Israeli team made the discovery at the Qafzeh Cave near Nazareth, with Tel Aviv University expert saying prehistoric humans collected them and strung them together as beads

Photo of shells from Qafzeh Cave in Israel. Humans living around 120,000 years ago collected shells with holes in them and strung them together as beads, scientists have discovered. (Photo credit: Bar-Yosef Mayer et al/Plos One/PA Wire)
Photo of shells from Qafzeh Cave in Israel. Humans living around 120,000 years ago collected shells with holes in them and strung them together as beads, scientists have discovered. (Photo credit: Bar-Yosef Mayer et al/Plos One/PA Wire)

Archaeologists working at a prehistoric site in Israel have found evidence that early humans who alive 120,000 years ago collected perforated shells and strung them together as beads.

The discovery of several similar examples of collected ancient shells was made at the Qafzeh Cave near Nazareth, which contains dozens of skeletons of humans who lived there during the Mediterranean Paleolithic period.

Evidence of shells being used as adornments by humans has been found across Africa and in the Eastern Mediterranean, but researchers say the Qafzeh Cave shells – many of which were painted with ochre – also show one of the earliest instances of strings being used to hang objects.

Daniella Bar-Yosef Mayer of Tel Aviv University said: “Modern humans collected unperforated cockle shells for symbolic purposes at 160,000 years ago or earlier, and around 120,000 they started collecting perforated shells and wearing them on a string. We conclude that strings, which had many more applications, were invented within this time frame.”

The researchers collected the same species of clamshells found in the cave, hung them on strings made from wild flax and abrading them against different materials like leather, sand, and stone, in order to work out how their discoveries grew worn.

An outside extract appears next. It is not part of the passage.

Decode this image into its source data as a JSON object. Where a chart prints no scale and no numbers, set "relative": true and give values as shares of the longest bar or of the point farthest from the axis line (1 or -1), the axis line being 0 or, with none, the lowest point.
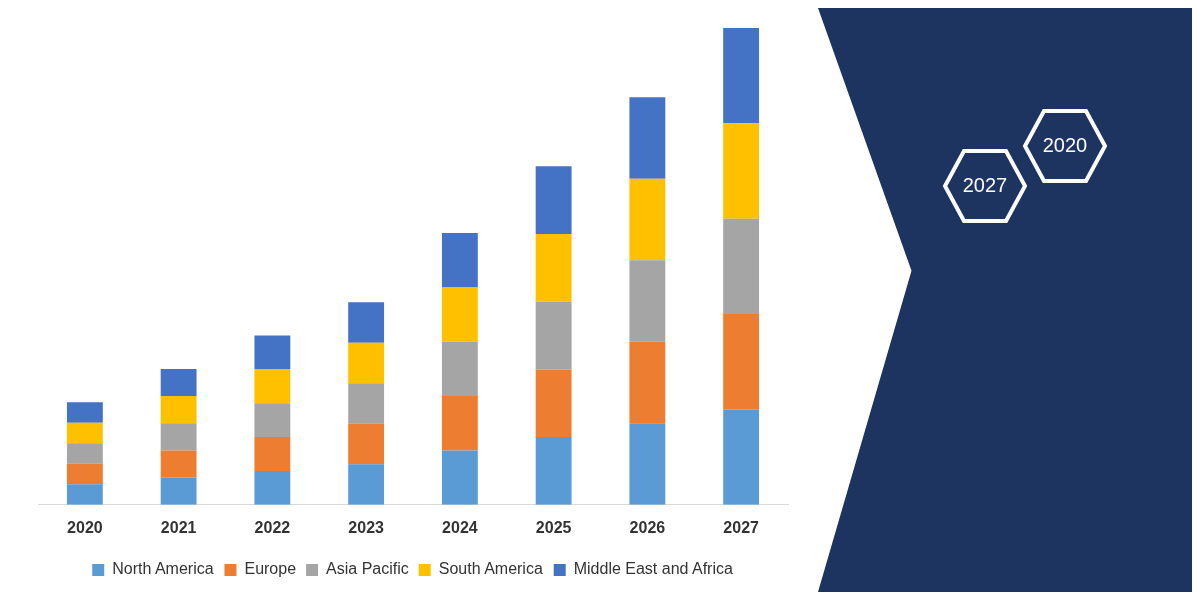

Using this technique and subsequent microscopic analysts they were able identify wear-and-tear patterns specific to string suspension, but cannot say what their symbolic meaning was, if any.

“The fact that almost all of the specimens found in the archaeological sites are perforated, albeit naturally, suggests their collection is intentional and is meant to enable their stringing and display,” they said.